Since Metro Bank’s (LSE:MTRO) IPO in 2016, the shares have accumulated a total loss of 99%. However, such a terrible start doesn’t always spell a lack of opportunity. Instead, when shares drop at such considerable rates, what was once overinflated can now be deemed as potentially undervalued. I think Metro Bank shares are undervalued on some fronts, but let’s see if the financials could support a long-term investment decision.
What’s going on?
Metro Bank is a retail bank that operates in the United Kingdom. Founded in 2010, the aim — in competition with conventional banks — was a customer-focused banking experience.
Metro Bank did enjoy rapid growth. However, the 2016 IPO saw overexcitement in the valuation of the newly listed shares.
In recent years, the company has faced a litany of complications. These include accounting errors and regulatory hurdles, which have negatively impacted the share price.
Metro Bank is now seeking fundraising, aiming to improve its balance sheet and improve its financial prospects. It is this crucial point that is causing the negative sentiment of the shares.
A look at the financials
The company has quite strong cash-to-debt. It ranks better than 72% of companies in the banking industry on this measure. Its equity-to-asset situation isn’t as favourable. It is currently 0.05 and worse than 89% of competitors. Debt-to-equity is somewhat average, worse than 55% of competitors and currently 0.84.
There are some positives on the price-to-tangible-book value, which is a good indicator of a value opportunity here. Investors are currently paying 1/10 of the tangible book value of shares. That’s an amazing opportunity at first glance.
What I don’t like are the current net margins. They are currently 0.3%, which is awfully low. There have also only been two years of profitability over the last 10.
Is it the right price?
I do see the shares as notably undervalued at the current price. They are down 48% over the last month.
However, I’m proceeding with extreme caution. The price is low, but the business is relatively weak on all fronts. I’m a value investor, but I dedicate myself solely to companies with exceptional financials and growth prospects. Valuation always comes second in my portfolio.
What does the future look like?
The future for Metro Bank is uncertain. There are significant challenges to overcome. These include a complex regulatory environment and significant financial restructuring.
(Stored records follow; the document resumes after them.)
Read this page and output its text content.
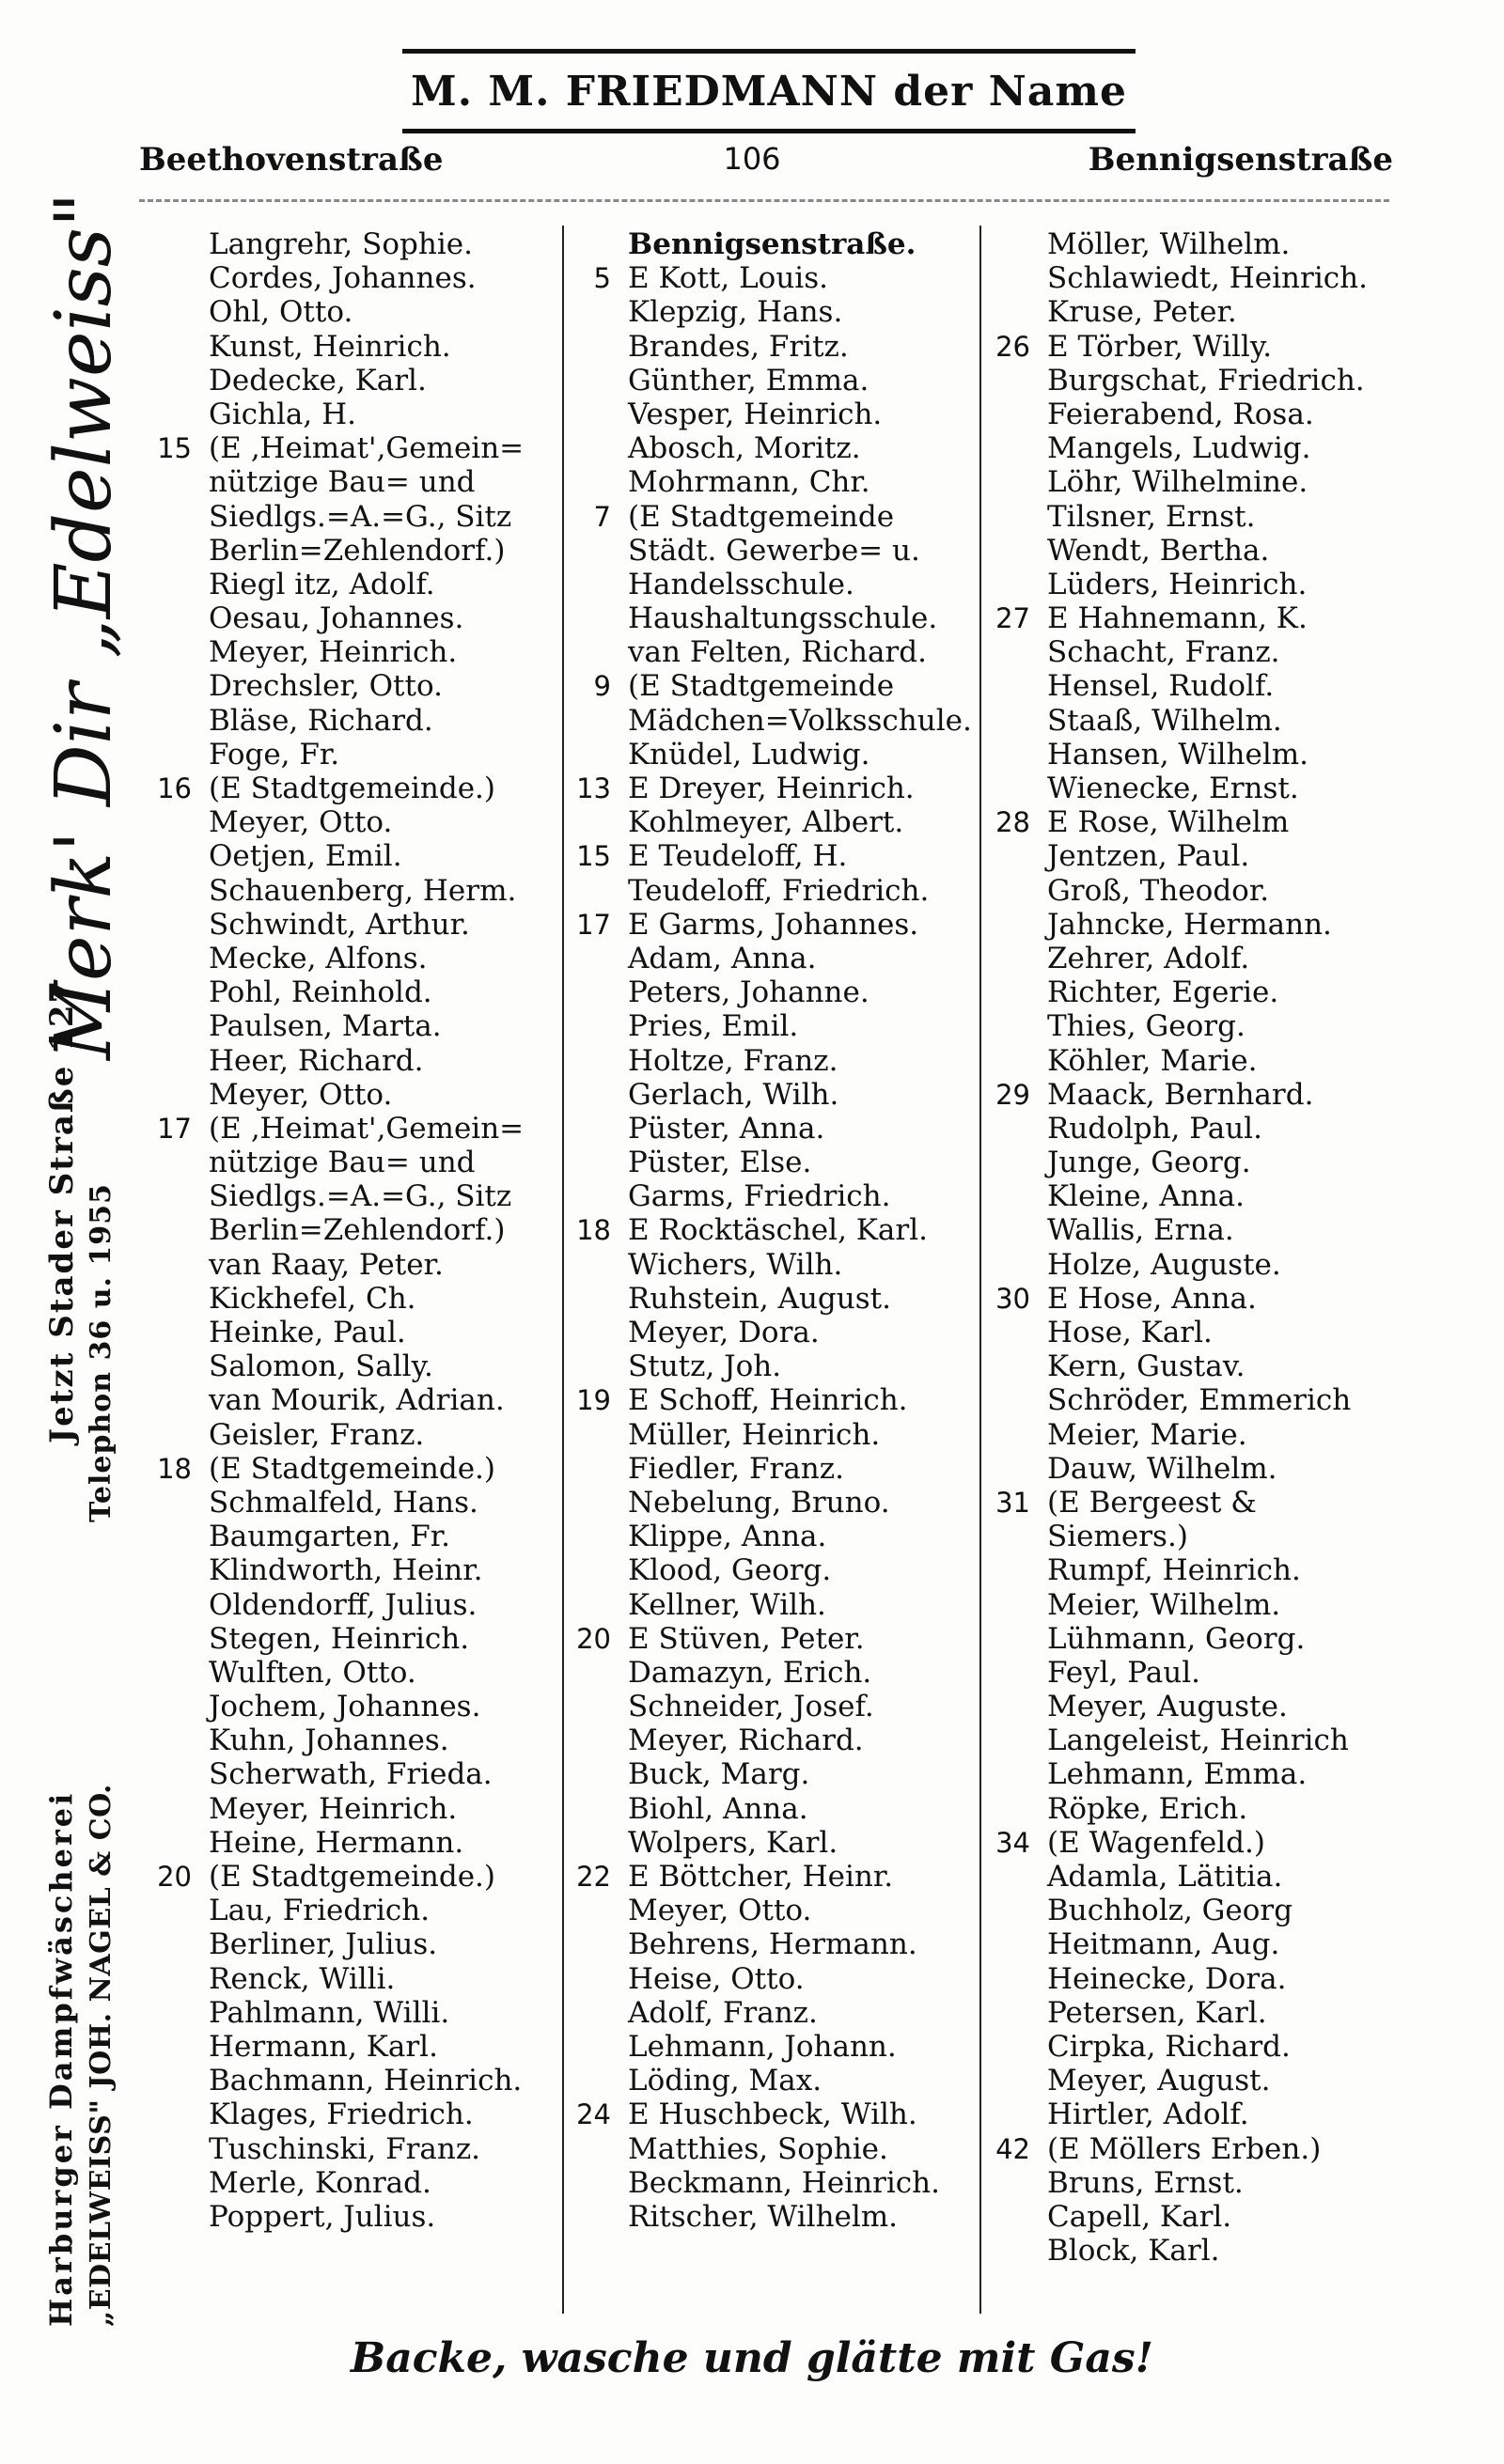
M. M. FRIEDMANN der Name
Beethovenstraße	106	Bennigsenstraße
Merk' Dir „Edelweiss"
Jetzt Stader Straße 127 Telephon 36 u. 1955
Harburger Dampfwäscherei „EDELWEISS" JOH. NAGEL & CO.
Langrehr, Sophie.
Cordes, Johannes.
Ohl, Otto.
Kunst, Heinrich.
Dedecke, Karl.
Gichla, H.
15 (E ‚Heimat',Gemein=
nützige Bau= und
Siedlgs.=A.=G., Sitz
Berlin=Zehlendorf.)
Riegl itz, Adolf.
Oesau, Johannes.
Meyer, Heinrich.
Drechsler, Otto.
Bläse, Richard.
Foge, Fr.
16 (E Stadtgemeinde.)
Meyer, Otto.
Oetjen, Emil.
Schauenberg, Herm.
Schwindt, Arthur.
Mecke, Alfons.
Pohl, Reinhold.
Paulsen, Marta.
Heer, Richard.
Meyer, Otto.
17 (E ‚Heimat',Gemein=
nützige Bau= und
Siedlgs.=A.=G., Sitz
Berlin=Zehlendorf.)
van Raay, Peter.
Kickhefel, Ch.
Heinke, Paul.
Salomon, Sally.
van Mourik, Adrian.
Geisler, Franz.
18 (E Stadtgemeinde.)
Schmalfeld, Hans.
Baumgarten, Fr.
Klindworth, Heinr.
Oldendorff, Julius.
Stegen, Heinrich.
Wulften, Otto.
Jochem, Johannes.
Kuhn, Johannes.
Scherwath, Frieda.
Meyer, Heinrich.
Heine, Hermann.
20 (E Stadtgemeinde.)
Lau, Friedrich.
Berliner, Julius.
Renck, Willi.
Pahlmann, Willi.
Hermann, Karl.
Bachmann, Heinrich.
Klages, Friedrich.
Tuschinski, Franz.
Merle, Konrad.
Poppert, Julius.
Bennigsenstraße.
5 E Kott, Louis.
Klepzig, Hans.
Brandes, Fritz.
Günther, Emma.
Vesper, Heinrich.
Abosch, Moritz.
Mohrmann, Chr.
7 (E Stadtgemeinde
Städt. Gewerbe= u.
Handelsschule.
Haushaltungsschule.
van Felten, Richard.
9 (E Stadtgemeinde
Mädchen=Volksschule.
Knüdel, Ludwig.
13 E Dreyer, Heinrich.
Kohlmeyer, Albert.
15 E Teudeloff, H.
Teudeloff, Friedrich.
17 E Garms, Johannes.
Adam, Anna.
Peters, Johanne.
Pries, Emil.
Holtze, Franz.
Gerlach, Wilh.
Püster, Anna.
Püster, Else.
Garms, Friedrich.
18 E Rocktäschel, Karl.
Wichers, Wilh.
Ruhstein, August.
Meyer, Dora.
Stutz, Joh.
19 E Schoff, Heinrich.
Müller, Heinrich.
Fiedler, Franz.
Nebelung, Bruno.
Klippe, Anna.
Klood, Georg.
Kellner, Wilh.
20 E Stüven, Peter.
Damazyn, Erich.
Schneider, Josef.
Meyer, Richard.
Buck, Marg.
Biohl, Anna.
Wolpers, Karl.
22 E Böttcher, Heinr.
Meyer, Otto.
Behrens, Hermann.
Heise, Otto.
Adolf, Franz.
Lehmann, Johann.
Löding, Max.
24 E Huschbeck, Wilh.
Matthies, Sophie.
Beckmann, Heinrich.
Ritscher, Wilhelm.
Möller, Wilhelm.
Schlawiedt, Heinrich.
Kruse, Peter.
26 E Törber, Willy.
Burgschat, Friedrich.
Feierabend, Rosa.
Mangels, Ludwig.
Löhr, Wilhelmine.
Tilsner, Ernst.
Wendt, Bertha.
Lüders, Heinrich.
27 E Hahnemann, K.
Schacht, Franz.
Hensel, Rudolf.
Staaß, Wilhelm.
Hansen, Wilhelm.
Wienecke, Ernst.
28 E Rose, Wilhelm
Jentzen, Paul.
Groß, Theodor.
Jahncke, Hermann.
Zehrer, Adolf.
Richter, Egerie.
Thies, Georg.
Köhler, Marie.
29 Maack, Bernhard.
Rudolph, Paul.
Junge, Georg.
Kleine, Anna.
Wallis, Erna.
Holze, Auguste.
30 E Hose, Anna.
Hose, Karl.
Kern, Gustav.
Schröder, Emmerich
Meier, Marie.
Dauw, Wilhelm.
31 (E Bergeest &
Siemers.)
Rumpf, Heinrich.
Meier, Wilhelm.
Lühmann, Georg.
Feyl, Paul.
Meyer, Auguste.
Langeleist, Heinrich
Lehmann, Emma.
Röpke, Erich.
34 (E Wagenfeld.)
Adamla, Lätitia.
Buchholz, Georg
Heitmann, Aug.
Heinecke, Dora.
Petersen, Karl.
Cirpka, Richard.
Meyer, August.
Hirtler, Adolf.
42 (E Möllers Erben.)
Bruns, Ernst.
Capell, Karl.
Block, Karl.
Backe, wasche und glätte mit Gas!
If up to the reported £325m is raised and £600m of debt refinancing performed, there is significant hope. Majority control will be in the hands of Colombian billionaire Jaime Gilinski Bacal. A turnaround in the medium- to long term is possible.
However, I’m not convinced this investment is a prudent move. There are too many risks.
Although the annual loss is narrowing, the company is widely expected to break even through 2023-24. That’s good news, but I can’t see a compelling hypothesis as to why the stock will perform better than the FTSE 100 over 10 years.
I have a few highly undervalued companies in my portfolio with exceptional fundamentals. Metro Bank simply doesn’t size up next to them.